Federal employees making allegations of discrimination by their agency, whether against themselves or others, are not entitled to whistleblower protections and cannot seek remedies through the same paths as others who shed a light on wrongdoing, an appeals board has ruled.
The Merit Systems Protection Board, recently reconstituted after more than five years without a quorum on its central panel, overruled some of its own precedent in the decision, with its new members arguing its predecessors had erred in broadening the agency’s purview to include cases involving discrimination. The board is still working its way through an unprecedented backlog and prioritizing cases of significance.
John Stuart Edwards, a deputy director at the Labor Department, "disclosed and protested" to his supervisors that Black employees were being unfairly passed over for certain vacancies because of their race and filed complaints with the agency's Equal Employment Opportunity office. A few months later, Edwards was reassigned to a non-supervisory position at the same grade and the agency posted his former position.
Edwards filed a complaint with the Office of Special Counsel, alleging reprisal for speaking out on the alleged discrimination, and then appealed to the MSPB. An administrative judge said Edwards did not have grounds before the independent agency, which he then appealed to the central board. The board agreed with the judge, overturning some of its own precedent in deciding that Edwards' claim was based in allegations of discrimination and therefore he can only challenge the issue before the Equal Employment Opportunity Commission.
“While the appellant appears to have been admirably motivated in seeking to remedy perceived discrimination in his agency, we find that he failed to meet his jurisdictional burden, and that the proper forum for his allegation of retaliation for filing an EEO complaint is with the EEOC,” the board said.
Edwards was not entitled to whistleblower protections, they wrote, despite his argument that he was appealing potential reprisal against his disclosure and not the discrimination itself. While the board made the exact opposite finding in a 2001 decision in which an employee appealed an adverse action after notifying his agency was withholding opportunities from Black staffers, the board said that decision was erroneous and ignored its prior precedent. In a 2007 case, the board ruled that an employee filing an EEO complaint on another person's behalf was in fact a whistleblower. The current board said it could not reconcile those decisions with prior rulings and overruled them.
Any matters related to sex, race, color religion or national origin are excluded from whistleblower protections, the board said. It added its new precedent reestablishes one previously held by the board and various federal courts. The claims fall squarely under Title Seven of the Civil Rights Act and therefore, going forward, must be heard before EEOC. The opposite is also true, the board said, meaning proper whistleblowers cannot bring their claims before the commission.

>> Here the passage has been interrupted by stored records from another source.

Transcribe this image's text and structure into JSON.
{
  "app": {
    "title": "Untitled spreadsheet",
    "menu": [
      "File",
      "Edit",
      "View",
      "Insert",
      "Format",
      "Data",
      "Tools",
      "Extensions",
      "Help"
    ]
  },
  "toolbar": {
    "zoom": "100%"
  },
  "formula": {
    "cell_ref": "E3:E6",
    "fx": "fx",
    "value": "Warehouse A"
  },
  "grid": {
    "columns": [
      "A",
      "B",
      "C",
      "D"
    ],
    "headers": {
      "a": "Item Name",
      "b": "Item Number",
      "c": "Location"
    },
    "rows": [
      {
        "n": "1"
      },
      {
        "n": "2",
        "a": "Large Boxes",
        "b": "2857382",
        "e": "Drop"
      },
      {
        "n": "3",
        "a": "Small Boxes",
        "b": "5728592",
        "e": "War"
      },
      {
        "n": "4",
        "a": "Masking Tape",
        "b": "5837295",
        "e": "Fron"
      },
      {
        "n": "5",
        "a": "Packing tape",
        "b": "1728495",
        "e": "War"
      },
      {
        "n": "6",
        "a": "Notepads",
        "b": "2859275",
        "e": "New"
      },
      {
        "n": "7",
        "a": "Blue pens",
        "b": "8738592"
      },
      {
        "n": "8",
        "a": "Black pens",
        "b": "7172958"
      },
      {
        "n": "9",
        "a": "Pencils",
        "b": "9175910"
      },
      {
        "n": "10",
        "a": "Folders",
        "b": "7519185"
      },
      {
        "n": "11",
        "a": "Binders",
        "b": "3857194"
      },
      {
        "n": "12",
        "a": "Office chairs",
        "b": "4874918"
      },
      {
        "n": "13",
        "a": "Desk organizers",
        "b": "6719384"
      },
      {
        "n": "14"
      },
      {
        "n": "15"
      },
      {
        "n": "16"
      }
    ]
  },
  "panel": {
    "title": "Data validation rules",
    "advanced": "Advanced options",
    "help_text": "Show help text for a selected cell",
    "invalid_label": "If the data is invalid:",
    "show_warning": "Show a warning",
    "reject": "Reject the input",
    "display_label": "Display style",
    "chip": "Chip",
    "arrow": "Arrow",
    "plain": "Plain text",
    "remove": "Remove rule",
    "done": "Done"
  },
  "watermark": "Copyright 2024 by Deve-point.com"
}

“It is clear that separate remedies exist for redress of claims of discrimination and claims of reprisal for whistleblowing, and that claims must be brought under the appropriate statutory scheme,” the board said. “This further supports the conclusion that allegations of discrimination may not be brought under the whistleblower protection statutes.”

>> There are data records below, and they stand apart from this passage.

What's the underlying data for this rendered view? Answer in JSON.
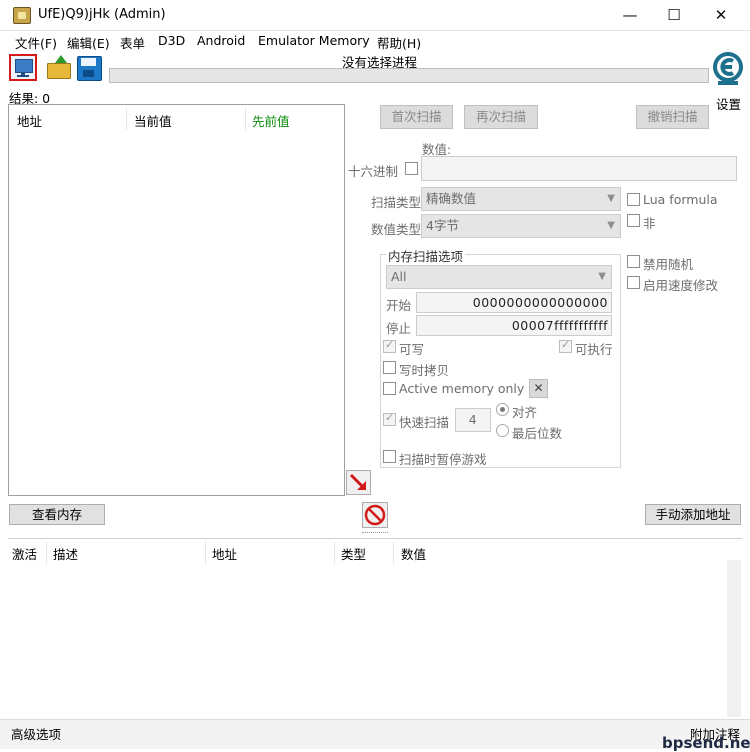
{
  "window": {
    "title": "UfE)Q9)jHk (Admin)",
    "minimize": "—",
    "maximize": "☐",
    "close": "✕"
  },
  "menu": [
    "文件(F)",
    "编辑(E)",
    "表单",
    "D3D",
    "Android",
    "Emulator Memory",
    "帮助(H)"
  ],
  "toolbar": {
    "process_label": "没有选择进程",
    "settings_label": "设置",
    "results_label": "结果: 0"
  },
  "scan_list": {
    "columns": [
      "地址",
      "当前值",
      "先前值"
    ],
    "previous_color": "#0a8a0a"
  },
  "scan_buttons": {
    "first_scan": "首次扫描",
    "next_scan": "再次扫描",
    "undo_scan": "撤销扫描"
  },
  "value": {
    "label": "数值:",
    "hex_label": "十六进制",
    "input_value": ""
  },
  "scan_type": {
    "label": "扫描类型",
    "selected": "精确数值"
  },
  "value_type": {
    "label": "数值类型",
    "selected": "4字节"
  },
  "options_right": {
    "lua_formula": "Lua formula",
    "not": "非",
    "disable_random": "禁用随机",
    "enable_speedhack": "启用速度修改"
  },
  "memory_options": {
    "title": "内存扫描选项",
    "region": "All",
    "start_label": "开始",
    "start_value": "0000000000000000",
    "stop_label": "停止",
    "stop_value": "00007fffffffffff",
    "writable": "可写",
    "executable": "可执行",
    "copy_on_write": "写时拷贝",
    "active_memory_only": "Active memory only",
    "fast_scan": "快速扫描",
    "fast_scan_value": "4",
    "alignment": "对齐",
    "last_digits": "最后位数",
    "pause_game": "扫描时暂停游戏"
  },
  "actions": {
    "view_memory": "查看内存",
    "add_address_manually": "手动添加地址"
  },
  "address_list": {
    "columns": [
      "激活",
      "描述",
      "地址",
      "类型",
      "数值"
    ]
  },
  "status": {
    "advanced_options": "高级选项",
    "table_extras": "附加注释",
    "watermark": "bpsend.net"
  },
  "colors": {
    "process_highlight": "#d21a1a",
    "arrow_red": "#d21a1a"
  }
}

While Congress intended for whistleblower protection statutes to be broad and has expanded them in recent years, the board said, "the coverage is not boundless." The new MSPB members said they "strongly condemn" managers discriminating against employees and those workers are not "without recourse."

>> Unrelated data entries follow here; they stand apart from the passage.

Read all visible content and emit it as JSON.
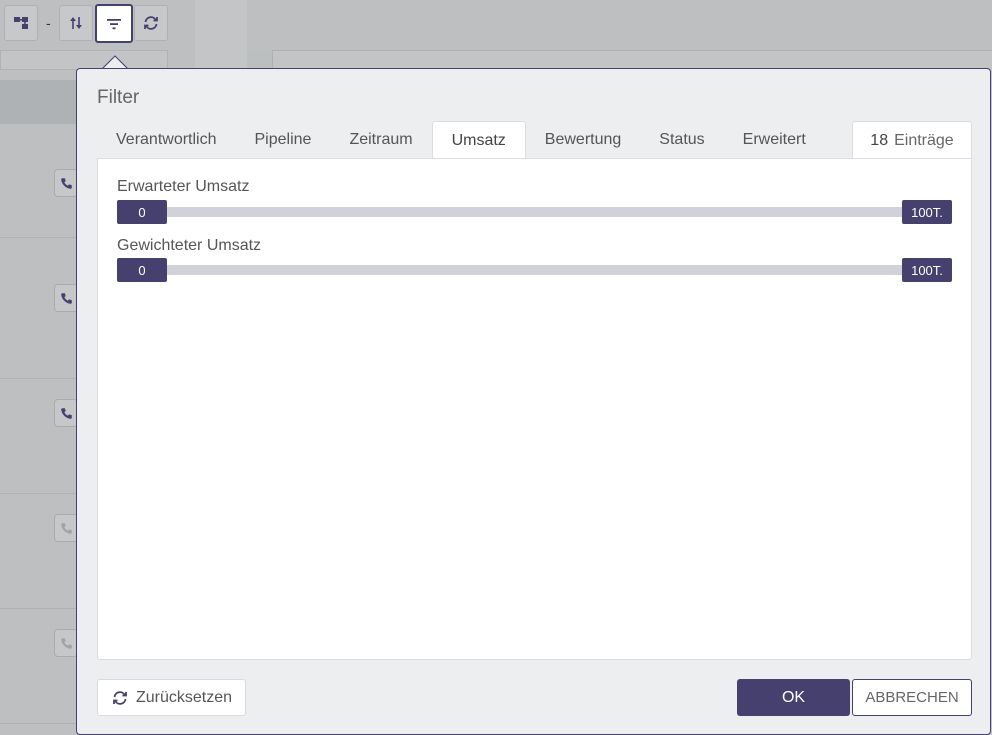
{
  "toolbar": {
    "separator": "-",
    "buttons": [
      "hierarchy-icon",
      "sort-icon",
      "filter-icon",
      "refresh-icon"
    ]
  },
  "dialog": {
    "title": "Filter",
    "tabs": [
      {
        "label": "Verantwortlich"
      },
      {
        "label": "Pipeline"
      },
      {
        "label": "Zeitraum"
      },
      {
        "label": "Umsatz"
      },
      {
        "label": "Bewertung"
      },
      {
        "label": "Status"
      },
      {
        "label": "Erweitert"
      }
    ],
    "active_tab": "Umsatz",
    "entry_count": "18",
    "entry_label": "Einträge",
    "ranges": [
      {
        "label": "Erwarteter Umsatz",
        "min": "0",
        "max": "100T."
      },
      {
        "label": "Gewichteter Umsatz",
        "min": "0",
        "max": "100T."
      }
    ],
    "reset_label": "Zurücksetzen",
    "ok_label": "OK",
    "cancel_label": "ABBRECHEN"
  },
  "colors": {
    "accent": "#45406e",
    "track": "#d1d1da",
    "dialog_bg": "#eceeef"
  }
}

Peter Broida, Edwards’ attorney, said that not all recourse is equivalent. EEO cases take “years and years” to play out, he said, while whistleblowers can receive at least an initial decision from an MSPB administrative judge fairly quickly. Additionally, he said, employees typically face a higher burden of proof before the EEOC, whereas the burden shifts to the agency in MSPB cases in which the appellant demonstrates an agency was aware of a protected disclosure.
The board is trying to make a “clear delineation” between whistleblower and EEO allegations and “they’re clearly having a hard time doing it,” Broida said. “It does create uncertainty for employees who feel they are victims of reprisal. They’re not all lawyers.”
The board, currently made up of just Tristan Leavitt and Raymond Limon after they were confirmed earlier this year, previously took a more generous approach with whistleblowers. In one of its first decisions after the Senate reinstated its quorum, the board signaled it would take a "broader view of retaliatory motive" in whistleblower cases. Even managers not directly implicated in a whistleblower's disclosures could be guilty of reprisal out of concern for the well-being of their agency, the board said.